Ähnlich verhält es sich mit Unternehmen, die die Infrastruktur für erneuerbare Energien zur Verfügung stellen. Auch diese Betreiber können steigende Kosten mithilfe von Vertragsklauseln zur Preisanpassung in der Regel an Verbraucher weitergeben. Ein gewisses Risiko sind für diesen Sektor jedoch die oft mit steigender Inflation einhergehenden höheren Zinsen. Diese können nicht über Tarifänderungen ausgeglichen werden und vor allem bei Wachstumsunternehmen können zunehmende Kapitalkosten die Bewertungen beeinflussen.
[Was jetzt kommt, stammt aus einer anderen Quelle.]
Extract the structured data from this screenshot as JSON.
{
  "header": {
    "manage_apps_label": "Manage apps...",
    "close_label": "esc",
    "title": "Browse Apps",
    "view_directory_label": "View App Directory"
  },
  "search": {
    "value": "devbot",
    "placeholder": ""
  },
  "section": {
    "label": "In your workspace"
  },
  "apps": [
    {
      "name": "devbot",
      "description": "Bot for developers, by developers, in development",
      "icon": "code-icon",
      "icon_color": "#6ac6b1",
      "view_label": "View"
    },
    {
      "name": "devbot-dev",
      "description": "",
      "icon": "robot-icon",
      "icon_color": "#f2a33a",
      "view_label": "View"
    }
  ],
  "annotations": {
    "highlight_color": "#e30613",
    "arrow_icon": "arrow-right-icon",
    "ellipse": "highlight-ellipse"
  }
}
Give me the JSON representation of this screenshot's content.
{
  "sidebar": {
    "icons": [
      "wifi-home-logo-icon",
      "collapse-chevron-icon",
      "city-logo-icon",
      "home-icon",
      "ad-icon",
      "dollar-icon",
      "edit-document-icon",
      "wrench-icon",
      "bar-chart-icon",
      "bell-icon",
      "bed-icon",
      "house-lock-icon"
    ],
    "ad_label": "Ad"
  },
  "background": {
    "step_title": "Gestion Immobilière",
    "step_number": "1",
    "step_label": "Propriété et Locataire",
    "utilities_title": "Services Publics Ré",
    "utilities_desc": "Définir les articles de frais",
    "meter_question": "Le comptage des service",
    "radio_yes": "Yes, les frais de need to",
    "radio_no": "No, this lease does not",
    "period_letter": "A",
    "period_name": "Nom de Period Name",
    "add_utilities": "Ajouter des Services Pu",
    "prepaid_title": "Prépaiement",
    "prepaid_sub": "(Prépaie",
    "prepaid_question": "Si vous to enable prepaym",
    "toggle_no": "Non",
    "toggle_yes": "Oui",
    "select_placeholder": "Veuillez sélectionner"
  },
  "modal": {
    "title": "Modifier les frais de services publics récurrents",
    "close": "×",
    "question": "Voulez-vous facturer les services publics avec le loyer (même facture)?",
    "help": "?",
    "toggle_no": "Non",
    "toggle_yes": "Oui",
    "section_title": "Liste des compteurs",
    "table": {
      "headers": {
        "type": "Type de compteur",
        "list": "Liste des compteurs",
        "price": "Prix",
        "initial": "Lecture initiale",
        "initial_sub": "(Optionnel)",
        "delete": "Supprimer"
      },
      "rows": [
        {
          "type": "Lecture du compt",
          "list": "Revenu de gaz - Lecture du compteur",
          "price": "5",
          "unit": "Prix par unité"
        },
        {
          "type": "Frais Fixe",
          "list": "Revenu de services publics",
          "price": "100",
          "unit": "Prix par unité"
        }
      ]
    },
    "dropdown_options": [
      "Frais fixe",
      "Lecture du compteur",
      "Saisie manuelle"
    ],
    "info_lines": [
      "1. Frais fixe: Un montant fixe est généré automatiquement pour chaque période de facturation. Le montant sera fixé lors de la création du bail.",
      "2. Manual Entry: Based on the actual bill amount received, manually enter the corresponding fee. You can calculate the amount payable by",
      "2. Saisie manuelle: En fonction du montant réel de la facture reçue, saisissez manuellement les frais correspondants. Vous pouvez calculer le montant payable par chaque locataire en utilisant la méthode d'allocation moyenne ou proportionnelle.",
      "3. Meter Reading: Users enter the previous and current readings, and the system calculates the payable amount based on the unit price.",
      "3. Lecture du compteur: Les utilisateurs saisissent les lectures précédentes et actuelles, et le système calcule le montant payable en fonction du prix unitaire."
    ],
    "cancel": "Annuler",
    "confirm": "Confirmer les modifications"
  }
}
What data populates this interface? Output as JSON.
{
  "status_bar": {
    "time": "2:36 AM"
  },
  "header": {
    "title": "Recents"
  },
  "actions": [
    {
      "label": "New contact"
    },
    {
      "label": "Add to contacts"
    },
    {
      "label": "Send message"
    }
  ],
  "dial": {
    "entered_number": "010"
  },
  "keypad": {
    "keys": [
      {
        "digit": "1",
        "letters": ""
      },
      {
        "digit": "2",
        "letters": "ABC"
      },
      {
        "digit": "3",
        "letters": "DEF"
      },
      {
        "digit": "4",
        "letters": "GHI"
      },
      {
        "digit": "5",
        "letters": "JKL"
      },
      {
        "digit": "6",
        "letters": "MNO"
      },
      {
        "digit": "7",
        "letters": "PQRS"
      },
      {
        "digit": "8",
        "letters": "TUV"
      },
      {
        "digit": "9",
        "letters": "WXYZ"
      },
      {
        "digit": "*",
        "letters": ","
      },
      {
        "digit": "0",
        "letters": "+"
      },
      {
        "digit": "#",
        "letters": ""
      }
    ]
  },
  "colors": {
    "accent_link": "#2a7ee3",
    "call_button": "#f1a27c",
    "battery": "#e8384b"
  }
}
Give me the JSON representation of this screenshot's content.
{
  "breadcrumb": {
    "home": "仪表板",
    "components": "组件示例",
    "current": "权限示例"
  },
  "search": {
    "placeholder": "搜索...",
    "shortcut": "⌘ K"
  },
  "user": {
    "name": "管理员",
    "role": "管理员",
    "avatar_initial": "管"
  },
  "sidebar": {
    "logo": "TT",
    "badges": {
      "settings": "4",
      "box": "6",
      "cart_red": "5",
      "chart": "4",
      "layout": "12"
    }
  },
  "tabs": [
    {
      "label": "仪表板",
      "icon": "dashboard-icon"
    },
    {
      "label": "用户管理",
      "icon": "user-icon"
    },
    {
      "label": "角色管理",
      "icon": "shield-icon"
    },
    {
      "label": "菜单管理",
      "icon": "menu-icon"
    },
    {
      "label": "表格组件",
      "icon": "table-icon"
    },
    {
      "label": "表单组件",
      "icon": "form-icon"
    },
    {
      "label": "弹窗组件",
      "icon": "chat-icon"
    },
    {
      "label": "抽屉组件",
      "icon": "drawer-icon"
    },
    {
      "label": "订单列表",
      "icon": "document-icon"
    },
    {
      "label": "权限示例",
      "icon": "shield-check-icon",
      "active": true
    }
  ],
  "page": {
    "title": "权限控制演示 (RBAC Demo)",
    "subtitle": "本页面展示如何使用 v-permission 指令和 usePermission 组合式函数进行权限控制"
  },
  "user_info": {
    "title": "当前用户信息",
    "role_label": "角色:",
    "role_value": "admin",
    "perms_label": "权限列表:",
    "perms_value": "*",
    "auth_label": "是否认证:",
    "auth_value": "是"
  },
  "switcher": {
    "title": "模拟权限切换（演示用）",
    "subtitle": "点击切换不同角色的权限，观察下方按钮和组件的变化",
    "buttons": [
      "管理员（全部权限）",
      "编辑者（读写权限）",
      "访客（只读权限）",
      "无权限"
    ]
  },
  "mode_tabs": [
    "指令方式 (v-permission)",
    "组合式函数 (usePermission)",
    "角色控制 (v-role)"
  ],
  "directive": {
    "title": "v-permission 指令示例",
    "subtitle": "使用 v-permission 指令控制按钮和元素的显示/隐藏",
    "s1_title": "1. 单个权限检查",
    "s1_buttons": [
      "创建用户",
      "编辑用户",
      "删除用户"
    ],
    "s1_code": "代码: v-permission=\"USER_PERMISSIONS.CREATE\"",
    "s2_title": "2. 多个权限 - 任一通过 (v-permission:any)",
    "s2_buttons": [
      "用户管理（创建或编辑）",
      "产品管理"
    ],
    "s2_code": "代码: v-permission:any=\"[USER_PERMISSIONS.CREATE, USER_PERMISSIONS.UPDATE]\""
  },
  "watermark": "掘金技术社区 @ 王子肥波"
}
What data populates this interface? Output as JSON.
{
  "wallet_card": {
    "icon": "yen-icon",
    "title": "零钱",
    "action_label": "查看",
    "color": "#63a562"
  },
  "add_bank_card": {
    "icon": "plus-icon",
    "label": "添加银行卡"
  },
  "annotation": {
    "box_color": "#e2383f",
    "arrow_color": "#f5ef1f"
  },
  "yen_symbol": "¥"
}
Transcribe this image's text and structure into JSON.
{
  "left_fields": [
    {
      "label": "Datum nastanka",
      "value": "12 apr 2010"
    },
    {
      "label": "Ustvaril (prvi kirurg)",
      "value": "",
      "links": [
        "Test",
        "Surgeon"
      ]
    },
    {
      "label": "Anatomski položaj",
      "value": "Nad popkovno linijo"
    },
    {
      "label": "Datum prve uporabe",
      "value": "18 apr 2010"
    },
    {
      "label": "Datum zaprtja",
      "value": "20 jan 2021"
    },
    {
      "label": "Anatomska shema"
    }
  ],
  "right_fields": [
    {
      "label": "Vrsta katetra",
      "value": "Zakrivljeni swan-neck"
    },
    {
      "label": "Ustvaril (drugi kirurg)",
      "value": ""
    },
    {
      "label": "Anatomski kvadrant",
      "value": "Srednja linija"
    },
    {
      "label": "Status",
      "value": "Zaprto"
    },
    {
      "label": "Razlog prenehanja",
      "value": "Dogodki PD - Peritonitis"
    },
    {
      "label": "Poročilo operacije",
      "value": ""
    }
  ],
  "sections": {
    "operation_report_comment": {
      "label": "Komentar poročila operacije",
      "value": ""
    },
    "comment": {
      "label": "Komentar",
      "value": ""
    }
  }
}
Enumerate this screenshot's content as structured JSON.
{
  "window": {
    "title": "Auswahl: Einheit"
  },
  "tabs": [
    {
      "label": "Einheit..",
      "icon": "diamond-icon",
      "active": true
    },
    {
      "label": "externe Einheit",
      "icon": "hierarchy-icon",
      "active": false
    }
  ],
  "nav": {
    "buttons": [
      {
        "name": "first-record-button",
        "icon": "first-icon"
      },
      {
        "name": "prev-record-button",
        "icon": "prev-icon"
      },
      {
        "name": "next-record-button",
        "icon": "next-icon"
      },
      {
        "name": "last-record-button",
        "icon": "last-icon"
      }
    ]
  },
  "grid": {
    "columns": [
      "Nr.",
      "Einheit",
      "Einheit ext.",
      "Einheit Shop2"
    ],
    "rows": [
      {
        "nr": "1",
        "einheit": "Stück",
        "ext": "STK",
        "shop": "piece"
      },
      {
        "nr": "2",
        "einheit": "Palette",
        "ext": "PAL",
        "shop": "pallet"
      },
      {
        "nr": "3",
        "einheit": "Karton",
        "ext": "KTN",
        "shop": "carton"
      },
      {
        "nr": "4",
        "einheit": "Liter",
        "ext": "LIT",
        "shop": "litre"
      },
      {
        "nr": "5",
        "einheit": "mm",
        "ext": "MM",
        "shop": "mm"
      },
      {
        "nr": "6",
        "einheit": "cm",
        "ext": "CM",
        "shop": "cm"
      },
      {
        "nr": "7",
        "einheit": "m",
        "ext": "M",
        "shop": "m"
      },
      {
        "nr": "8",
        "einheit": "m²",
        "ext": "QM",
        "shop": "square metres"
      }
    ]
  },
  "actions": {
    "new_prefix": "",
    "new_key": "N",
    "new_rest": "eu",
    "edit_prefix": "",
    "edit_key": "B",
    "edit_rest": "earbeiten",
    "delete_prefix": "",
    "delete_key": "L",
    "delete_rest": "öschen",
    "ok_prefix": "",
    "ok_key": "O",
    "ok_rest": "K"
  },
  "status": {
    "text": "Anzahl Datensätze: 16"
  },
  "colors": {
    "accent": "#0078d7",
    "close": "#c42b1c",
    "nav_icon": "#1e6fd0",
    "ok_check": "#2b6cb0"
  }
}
Bei regulierten Versorgern hängt alles davon ab, wie sie reguliert sind. In Europa und Großbritannien beispielsweise sind Tarife direkt oder indirekt an die Inflation gekoppelt. Zins- und Betriebskosten fließen in die Preisbildung ein, sodass sich höhere Fremdfinanzierungskosten und Eigenkapitalrenditen in höheren Tarifen widerspiegeln. Auf diese Weise bieten diese Investments Anlegern Schutz vor höherer Inflation. Andererseits kann es auch hier zu einer Verzögerung der Preisanpassung führen, da die Regulierungszyklen lang sind und ein Anstieg der Energiepreise für Verbraucher zu einem allgemeinen politischen und regulatorischen Druck führen kann. Zudem können steigende Anleiherenditen trotz dieser defensiven Eigenschaften von Infrastruktur zu vorübergehenden Ausverkäufen in diesem Sektor auf den Aktienmärkten führen. Für langfristige Investoren entstehen so Kaufgelegenheiten.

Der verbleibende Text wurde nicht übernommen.